"Vínhamos acompanhando esse debate na Assembleia da República, que contou com todos os partidos políticos com assento parlamentar e várias entidades desportivas. Na altura, houve reflexos de alguma contestação, sobretudo por parte de representações de Grupos Organizados de Adeptos (GOA). Por isso, não ficámos de todo surpreendidos", reconheceu à agência Lusa o presidente do organismo estatal, Rodrigo Cavaleiro.
A criação do cartão do adepto decorreu de recentes alterações ao regime jurídico da segurança e combate ao racismo, à xenofobia e à intolerância nos eventos desportivos, tendo a respetiva portaria sido publicada em Diário da República em junho de 2020.
"Visando alguns desses grupos, é natural que sintam que a medida lhes é mais dirigida e pretendam de alguma forma contestá-la. Vemos isso com alguma naturalidade naquilo que é também o exercício dos seus próprios direitos, embora falemos de uma lei que foi aprovada na Assembleia da República sem votos contra e é para cumprir", ressalvou.
Válido por três anos e em vigor a partir desta época, o cartão pode ser requisitado por qualquer pessoa acima dos 16 anos e concede acesso em competições profissionais ou consideradas de risco elevado a zonas geralmente associadas à presença de claques e destinadas à utilização de bandeiras, tarjas, instrumentos sonoros e outros acessórios.
"O que está em causa na perspetiva do legislador é definir claramente uma zona onde determinados comportamentos e uma forma de estar mais efusiva fiquem confinados a uma área específica, que é definida pelos clubes. Isto sem afetar outras áreas ditas comuns, onde habitualmente se associa uma forma de estar mais familiar", descreveu.

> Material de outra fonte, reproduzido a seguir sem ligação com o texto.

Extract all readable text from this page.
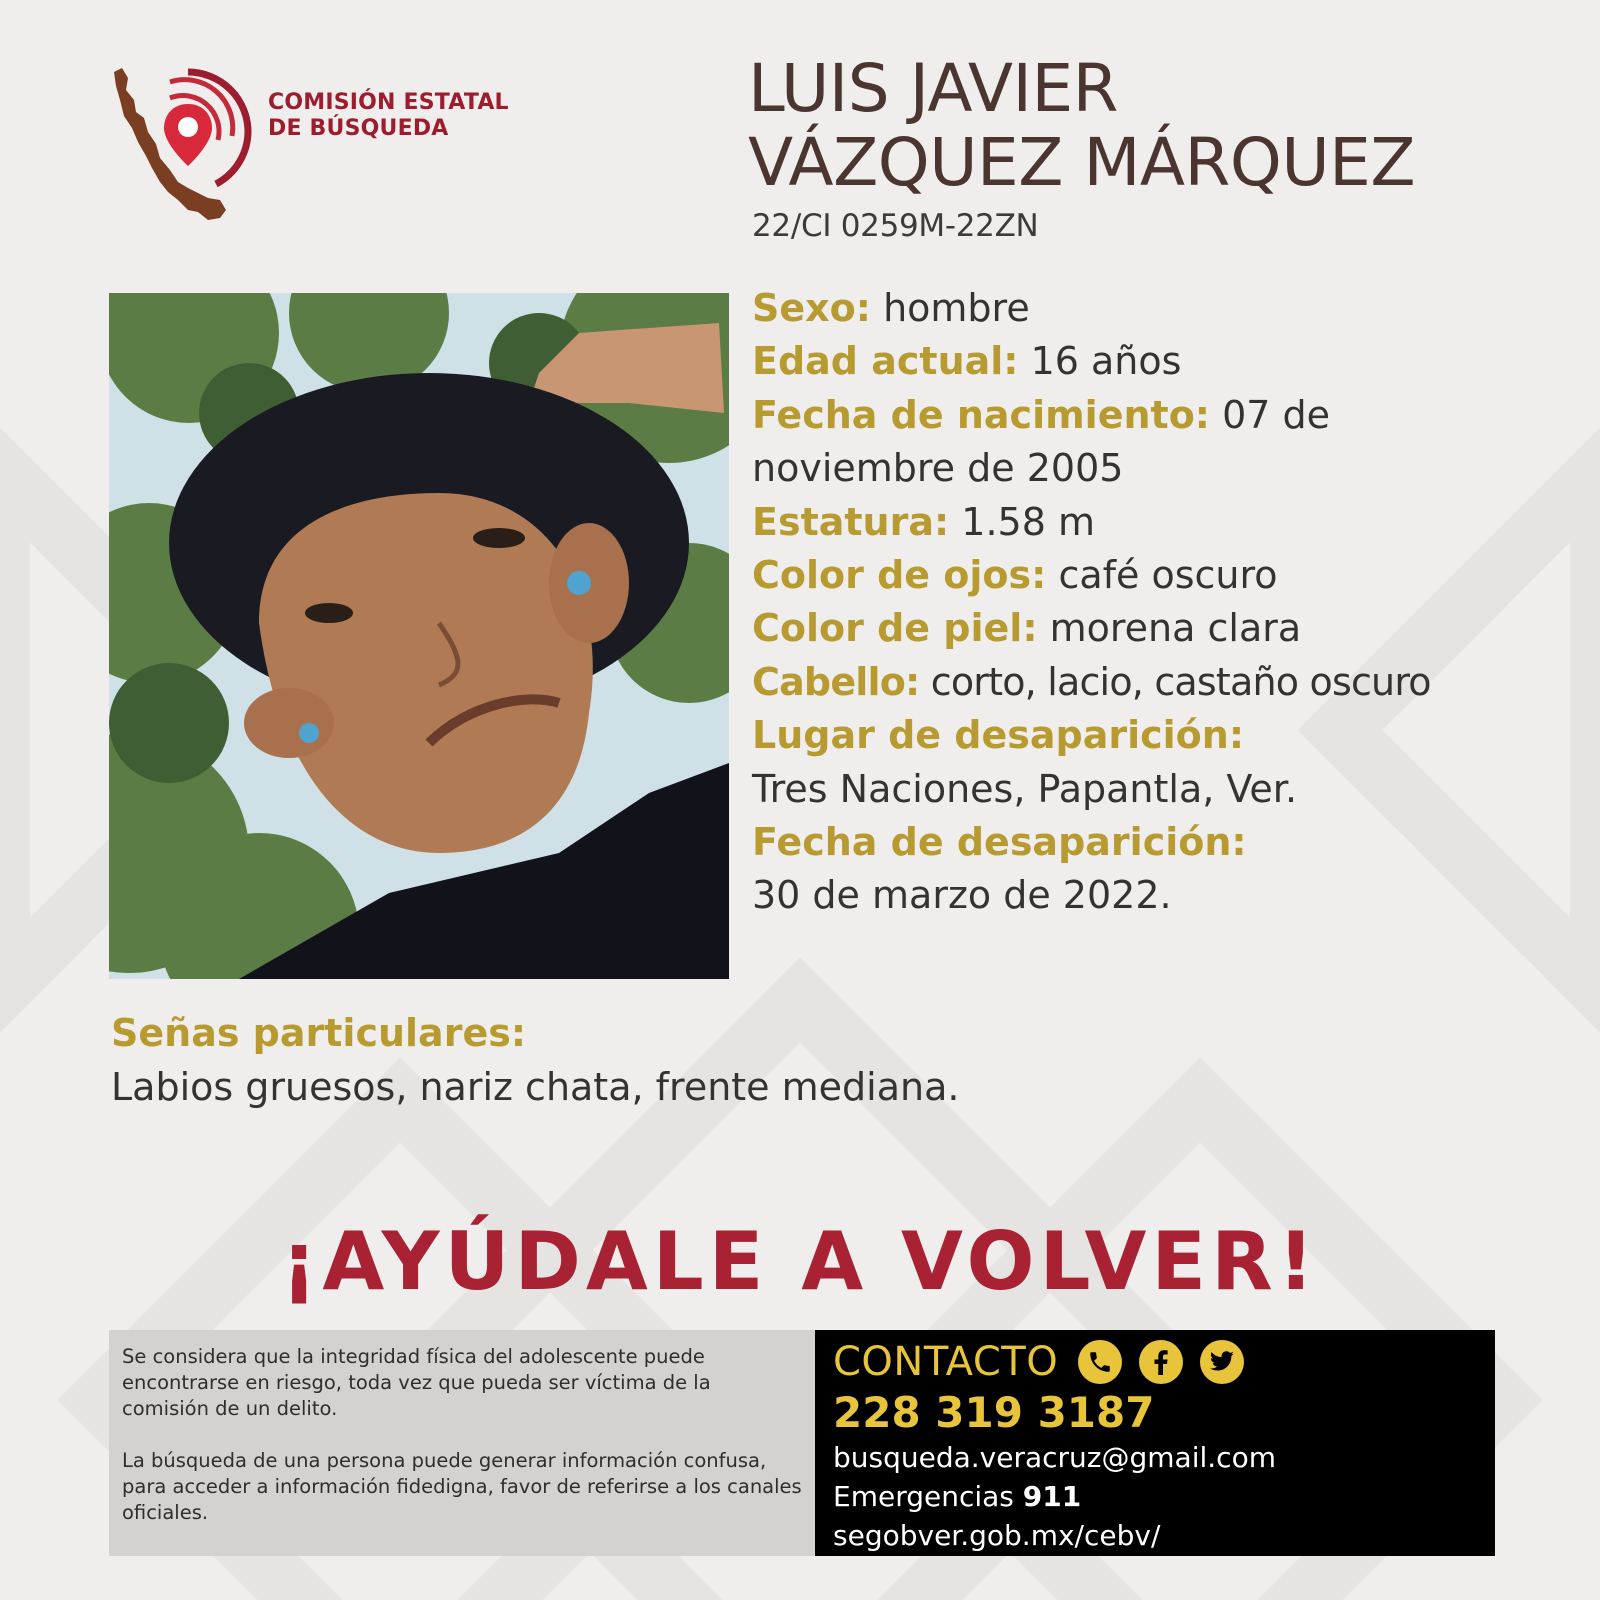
COMISIÓN ESTATAL
DE BÚSQUEDA
LUIS JAVIER
VÁZQUEZ MÁRQUEZ
22/CI 0259M-22ZN
Sexo: hombre
Edad actual: 16 años
Fecha de nacimiento: 07 de noviembre de 2005
Estatura: 1.58 m
Color de ojos: café oscuro
Color de piel: morena clara
Cabello: corto, lacio, castaño oscuro
Lugar de desaparición:
Tres Naciones, Papantla, Ver.
Fecha de desaparición:
30 de marzo de 2022.
Señas particulares:
Labios gruesos, nariz chata, frente mediana.
¡AYÚDALE A VOLVER!

Se considera que la integridad física del adolescente puede encontrarse en riesgo, toda vez que pueda ser víctima de la comisión de un delito.

La búsqueda de una persona puede generar información confusa, para acceder a información fidedigna, favor de referirse a los canales oficiales.

CONTACTO
228 319 3187
busqueda.veracruz@gmail.com
Emergencias 911
segobver.gob.mx/cebv/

Segundo uma nota divulgada pelo Governo há um ano, a nova medida vai favorecer "o registo e a identificação dos seus titulares para efeitos de dimensionamento e de gestão do acesso às zonas com condições especiais de acesso e permanência de adeptos".
O cartão, cuja aplicação foi adiada uma época devido aos efeitos da pandemia de covid-19 e efetivou-se em 2021/22, ajudará ainda "à verificação em tempo útil das decisões judiciais e administrativas que impeçam determinadas pessoas de aceder aos recintos".
"Não olhamos para a medida como única e absolutamente miraculosa na resolução dos problemas, mas algo que o legislador entende ser importante, tal como muitas outras medidas tomadas na altura, incluindo a própria criação da APCVD", vincou Rodrigo Cavaleiro, nomeado pelo Governo para liderar o organismo em novembro de 2018.
O arranque dos dois campeonatos profissionais do futebol português no início de agosto assinalou o regresso generalizado de público aos recintos desportivos ao fim de 17 meses, com uma lotação máxima de 33%, sujeita a atualização nos próximos meses.
"A partir do momento em que possam estar com aquela que era a sua habitual assistência, é antecipável um número de situações em que a APCVD, os tribunais e a justiça desportiva serão chamados a intervir face a situações sinalizadas pelas forças de segurança. Será necessário um esforço maior, mas estaremos preparados para dar respostas céleres", afiançou o também oficial da Polícia de Segurança Pública (PSP).
Rodrigo Cavaleiro ilustrou essa prontidão com uma "situação muito mediatizada" de um incidente ocorrido durante a vitória do FC Porto no terreno do Famalicão (2-1), em 15 de agosto, em jogo da segunda jornada da I Liga, a partir de um auto de notícia da PSP.
"Tratou-se uma situação de ofensas de um adepto a outros dois. A medida de interdição de acesso cautelarmente foi aplicada pela APCVD face a esse auto por contraordenação levantado. Esta quarta-feira tivemos conhecimento de que a notificação foi cumprida com êxito, com a colaboração da Guarda Nacional Republicana (GNR)", finalizou o vice-presidente do Comité do Conselho da Europa dedicado à segurança nos espetáculos desportivos.